There are many differences between the smallpox virus and HIV, including their size. HIV has only a single protein covering its surface to which most antibodies would bind, and is made up of nine genes. Comparatively, the smallpox virus is very large, with about 200 genes and dozens of surface proteins. However, HIV is a more complicated pathogen to combat because of its nearly unrivaled ability to change or mutate to avoid the immune responses mounted against it.
Given these differences, understanding how the smallpox vaccine works may not be the best example to guide development of an AIDS vaccine. “We have been applying the rules of conventional vaccinology to HIV since it emerged in 1983,” says Davies, “but this has largely failed us.” While antibodies are likely important for protection to both smallpox and HIV, something very different from conventional vaccines needs to be developed against the rapidly evolving HIV, Davies adds.
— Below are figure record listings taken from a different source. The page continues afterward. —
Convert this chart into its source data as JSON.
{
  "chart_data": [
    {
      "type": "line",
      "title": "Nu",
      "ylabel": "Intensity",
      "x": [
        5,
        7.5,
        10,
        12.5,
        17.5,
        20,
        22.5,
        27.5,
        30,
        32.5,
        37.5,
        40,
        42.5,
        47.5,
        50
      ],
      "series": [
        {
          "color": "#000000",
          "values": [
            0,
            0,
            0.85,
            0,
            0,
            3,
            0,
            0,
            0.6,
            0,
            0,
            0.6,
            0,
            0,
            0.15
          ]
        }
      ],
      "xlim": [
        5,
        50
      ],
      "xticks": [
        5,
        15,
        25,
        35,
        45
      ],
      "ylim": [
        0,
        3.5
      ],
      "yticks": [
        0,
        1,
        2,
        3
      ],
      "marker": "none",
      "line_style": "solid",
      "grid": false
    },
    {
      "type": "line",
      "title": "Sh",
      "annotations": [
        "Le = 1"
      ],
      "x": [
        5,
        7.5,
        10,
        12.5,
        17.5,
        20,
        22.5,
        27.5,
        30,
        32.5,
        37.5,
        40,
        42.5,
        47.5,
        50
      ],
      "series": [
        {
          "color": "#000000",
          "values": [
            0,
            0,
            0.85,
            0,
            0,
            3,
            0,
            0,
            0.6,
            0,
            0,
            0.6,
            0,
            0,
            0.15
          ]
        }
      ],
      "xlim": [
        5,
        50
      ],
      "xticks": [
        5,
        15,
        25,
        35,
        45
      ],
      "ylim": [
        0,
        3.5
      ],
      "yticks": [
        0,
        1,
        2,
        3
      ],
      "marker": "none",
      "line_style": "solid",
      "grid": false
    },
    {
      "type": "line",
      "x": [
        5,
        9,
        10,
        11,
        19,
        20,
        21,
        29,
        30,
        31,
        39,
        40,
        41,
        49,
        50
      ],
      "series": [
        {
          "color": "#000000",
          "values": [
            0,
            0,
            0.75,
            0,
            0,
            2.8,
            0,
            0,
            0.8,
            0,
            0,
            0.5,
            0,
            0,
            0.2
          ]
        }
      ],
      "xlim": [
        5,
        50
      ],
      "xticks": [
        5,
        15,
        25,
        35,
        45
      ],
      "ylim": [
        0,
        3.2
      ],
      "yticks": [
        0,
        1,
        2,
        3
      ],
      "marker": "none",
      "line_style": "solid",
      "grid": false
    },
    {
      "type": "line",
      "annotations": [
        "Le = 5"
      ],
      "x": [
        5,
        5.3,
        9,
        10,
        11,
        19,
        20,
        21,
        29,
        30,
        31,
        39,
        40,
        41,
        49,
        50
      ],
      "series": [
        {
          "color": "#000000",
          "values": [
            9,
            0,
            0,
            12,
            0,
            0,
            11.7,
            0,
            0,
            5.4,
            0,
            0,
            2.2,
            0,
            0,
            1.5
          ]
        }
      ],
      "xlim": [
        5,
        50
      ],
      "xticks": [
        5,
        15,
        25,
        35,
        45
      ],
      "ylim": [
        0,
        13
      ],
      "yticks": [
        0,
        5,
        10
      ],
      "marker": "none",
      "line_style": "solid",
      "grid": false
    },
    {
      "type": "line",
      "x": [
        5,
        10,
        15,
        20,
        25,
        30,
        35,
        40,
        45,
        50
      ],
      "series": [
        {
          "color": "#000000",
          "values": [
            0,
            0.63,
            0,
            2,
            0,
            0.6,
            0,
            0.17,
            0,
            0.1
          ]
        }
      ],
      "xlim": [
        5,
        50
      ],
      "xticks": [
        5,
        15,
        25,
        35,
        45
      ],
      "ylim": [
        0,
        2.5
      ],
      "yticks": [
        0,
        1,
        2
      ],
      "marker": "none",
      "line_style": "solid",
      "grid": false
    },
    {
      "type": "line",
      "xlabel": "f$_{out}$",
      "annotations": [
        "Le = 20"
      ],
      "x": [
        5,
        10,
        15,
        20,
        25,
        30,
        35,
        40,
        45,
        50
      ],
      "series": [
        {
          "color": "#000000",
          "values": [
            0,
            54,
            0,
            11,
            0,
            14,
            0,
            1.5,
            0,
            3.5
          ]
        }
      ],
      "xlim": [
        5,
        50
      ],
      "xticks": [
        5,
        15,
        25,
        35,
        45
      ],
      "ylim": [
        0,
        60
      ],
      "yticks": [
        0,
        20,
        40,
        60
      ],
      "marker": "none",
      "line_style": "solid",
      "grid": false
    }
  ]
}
Still, there are some general lessons. If there is anything to be learned from understanding the smallpox vaccine, “it’s that neutralizing antibodies are so key for protection,” says Crotty. “It’s yet another piece of information that suggests that you probably need to be able to make neutralizing antibodies.”
The AIDS vaccine candidates tested in clinical trials to date have been largely unsuccessful at inducing broadly neutralizing antibodies against HIV. To develop candidates that are more likely to generate an antibody response, researchers are now increasingly focusing their efforts on looking for new broadly neutralizing antibodies from HIV-infected individuals and studying the handful that have already been identified. The big challenge then is figuring out how to design immunogens—non-infectious fragments of HIV that are included in vaccine candidates—that can induce these antibodies in people (see Primer, this issue).